In perhaps her strongest statement on the subject during her tenure at the Securities and Exchange Commission, soon-departing Chair Mary Jo White urged her successor to prioritize continued improvement and convergence of accounting standards globally.

The U.S. Financial Accounting Standards Board and the International Accounting Standards Board worked together formally for several years to improve and more closely align their respective rules in U.S. Generally Accepted Accounting Standards and International Financial Reporting Standards, especially standards on business combinations, fair value measurement, revenue recognition, financial instruments and leases.

The SEC stoked hopes of an eventual U.S. adoption of IFRS when it determined in 2007 that IFRS was comparable enough to U.S. GAAP that foreign private issuers could file their financial statements in the U.S. without providing a reconciliation to GAAP. After intensive study of IFRS and how it might work in the United States, however, the SEC took no further formal action to incorporate IFRS into the U.S. reporting regime.

After FASB and IASB wrapped up their priority convergence projects, FASB turned its attention toward improving GAAP for the sake of U.S. investors, and the prospect of a U.S. adoption of IFRS, even on some optional basis, went cold.

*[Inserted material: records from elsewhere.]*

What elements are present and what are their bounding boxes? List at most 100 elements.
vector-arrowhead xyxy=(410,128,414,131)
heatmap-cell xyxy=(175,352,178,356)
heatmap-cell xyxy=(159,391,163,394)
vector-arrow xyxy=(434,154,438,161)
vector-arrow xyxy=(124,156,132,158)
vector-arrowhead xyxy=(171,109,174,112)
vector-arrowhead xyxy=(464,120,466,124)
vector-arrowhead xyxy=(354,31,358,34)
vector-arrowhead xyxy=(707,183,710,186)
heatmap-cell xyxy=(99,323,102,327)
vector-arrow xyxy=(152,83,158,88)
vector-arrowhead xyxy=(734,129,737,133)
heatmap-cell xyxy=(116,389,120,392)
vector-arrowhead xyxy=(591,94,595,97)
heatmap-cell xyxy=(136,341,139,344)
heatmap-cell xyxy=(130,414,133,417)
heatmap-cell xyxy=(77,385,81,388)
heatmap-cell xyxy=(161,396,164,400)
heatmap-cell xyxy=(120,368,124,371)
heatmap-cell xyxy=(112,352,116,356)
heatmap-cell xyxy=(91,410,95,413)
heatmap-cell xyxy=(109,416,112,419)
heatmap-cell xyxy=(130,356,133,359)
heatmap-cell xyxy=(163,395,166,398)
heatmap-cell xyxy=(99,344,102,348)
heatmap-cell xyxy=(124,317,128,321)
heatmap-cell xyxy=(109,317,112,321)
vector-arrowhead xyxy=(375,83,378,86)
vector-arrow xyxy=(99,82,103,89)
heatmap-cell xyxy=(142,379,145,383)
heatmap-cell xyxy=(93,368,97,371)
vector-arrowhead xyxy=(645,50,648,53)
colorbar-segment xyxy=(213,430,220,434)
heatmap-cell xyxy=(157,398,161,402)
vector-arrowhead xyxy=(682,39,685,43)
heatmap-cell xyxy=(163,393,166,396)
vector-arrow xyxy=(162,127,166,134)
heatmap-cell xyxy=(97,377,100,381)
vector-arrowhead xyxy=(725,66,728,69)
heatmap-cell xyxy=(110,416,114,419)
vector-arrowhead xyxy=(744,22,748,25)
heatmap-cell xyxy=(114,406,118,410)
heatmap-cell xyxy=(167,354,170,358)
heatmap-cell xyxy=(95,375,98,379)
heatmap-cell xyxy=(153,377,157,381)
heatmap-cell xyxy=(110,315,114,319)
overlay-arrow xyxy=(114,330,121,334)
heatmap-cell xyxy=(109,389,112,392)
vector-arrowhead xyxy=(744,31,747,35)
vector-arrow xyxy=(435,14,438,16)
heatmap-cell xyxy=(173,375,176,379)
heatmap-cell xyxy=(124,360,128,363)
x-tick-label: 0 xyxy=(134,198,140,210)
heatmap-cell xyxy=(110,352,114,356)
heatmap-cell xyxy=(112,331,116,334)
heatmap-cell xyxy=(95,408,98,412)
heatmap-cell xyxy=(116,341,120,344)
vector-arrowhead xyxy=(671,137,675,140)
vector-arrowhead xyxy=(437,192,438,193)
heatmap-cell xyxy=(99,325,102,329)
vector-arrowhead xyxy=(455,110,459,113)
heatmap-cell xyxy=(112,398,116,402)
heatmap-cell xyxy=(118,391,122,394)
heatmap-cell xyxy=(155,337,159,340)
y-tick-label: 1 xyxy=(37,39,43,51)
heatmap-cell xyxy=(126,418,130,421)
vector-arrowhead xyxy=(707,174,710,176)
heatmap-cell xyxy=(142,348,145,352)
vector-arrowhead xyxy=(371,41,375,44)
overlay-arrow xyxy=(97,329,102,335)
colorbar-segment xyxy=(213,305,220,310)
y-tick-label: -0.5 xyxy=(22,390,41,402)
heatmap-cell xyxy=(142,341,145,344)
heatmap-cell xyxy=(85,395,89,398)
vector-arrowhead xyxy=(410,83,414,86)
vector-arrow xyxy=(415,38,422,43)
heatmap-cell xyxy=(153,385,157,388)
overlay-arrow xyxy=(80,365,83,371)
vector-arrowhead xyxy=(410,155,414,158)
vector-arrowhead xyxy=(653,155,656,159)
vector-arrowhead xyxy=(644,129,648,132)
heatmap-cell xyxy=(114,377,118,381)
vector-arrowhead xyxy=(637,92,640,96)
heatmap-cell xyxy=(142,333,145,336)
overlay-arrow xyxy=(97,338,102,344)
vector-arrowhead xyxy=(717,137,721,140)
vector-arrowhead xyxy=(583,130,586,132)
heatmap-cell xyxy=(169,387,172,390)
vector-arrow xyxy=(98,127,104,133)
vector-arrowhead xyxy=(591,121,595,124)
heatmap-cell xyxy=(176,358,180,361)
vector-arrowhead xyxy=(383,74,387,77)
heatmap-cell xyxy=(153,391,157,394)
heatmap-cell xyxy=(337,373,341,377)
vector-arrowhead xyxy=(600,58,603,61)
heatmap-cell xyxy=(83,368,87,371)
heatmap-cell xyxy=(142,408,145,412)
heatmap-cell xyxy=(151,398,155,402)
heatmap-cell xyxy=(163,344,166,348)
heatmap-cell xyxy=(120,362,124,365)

White will depart her position with the change of presidential administrations, when Jay Clayton, currently a partner at law firm Sullivan & Cromwell, will assume the post.

In her parting missive, White said the SEC has a responsibility to investors and to capital markets to assure accounting standards produce reliable information. Some 500 companies report under IFRS in the United States, and investors rely on IFRS making international investing decisions. Even companies reporting under GAAP are heavily engaged with IFRS if they have overseas subsidiaries or are undertaking mergers or acquisitions with entities reporting under IFRS, she said.

White urged the next SEC chair to work closely with Chief Accountant Wesley Bricker to be an active member of the monitoring board of the IFRS Foundation and encourage FASB’s active membership in the IASB’s advisory forum. “And the IASB should be welcoming and responsive to those inputs,” she said.

FASB and IASB should continue their collaboration, “including further work on convergence,” she said. “While it is now clear that U.S. GAAP and IFRS will continue to coexist in our public capital markets for the foreseeable future, it is just as clear that the effort to enhance the respective standards and to reduce differences between them should continue,” White said. “The United States cannot afford to be myopic about this issue in light of the benefits of these efforts for all stakeholders.”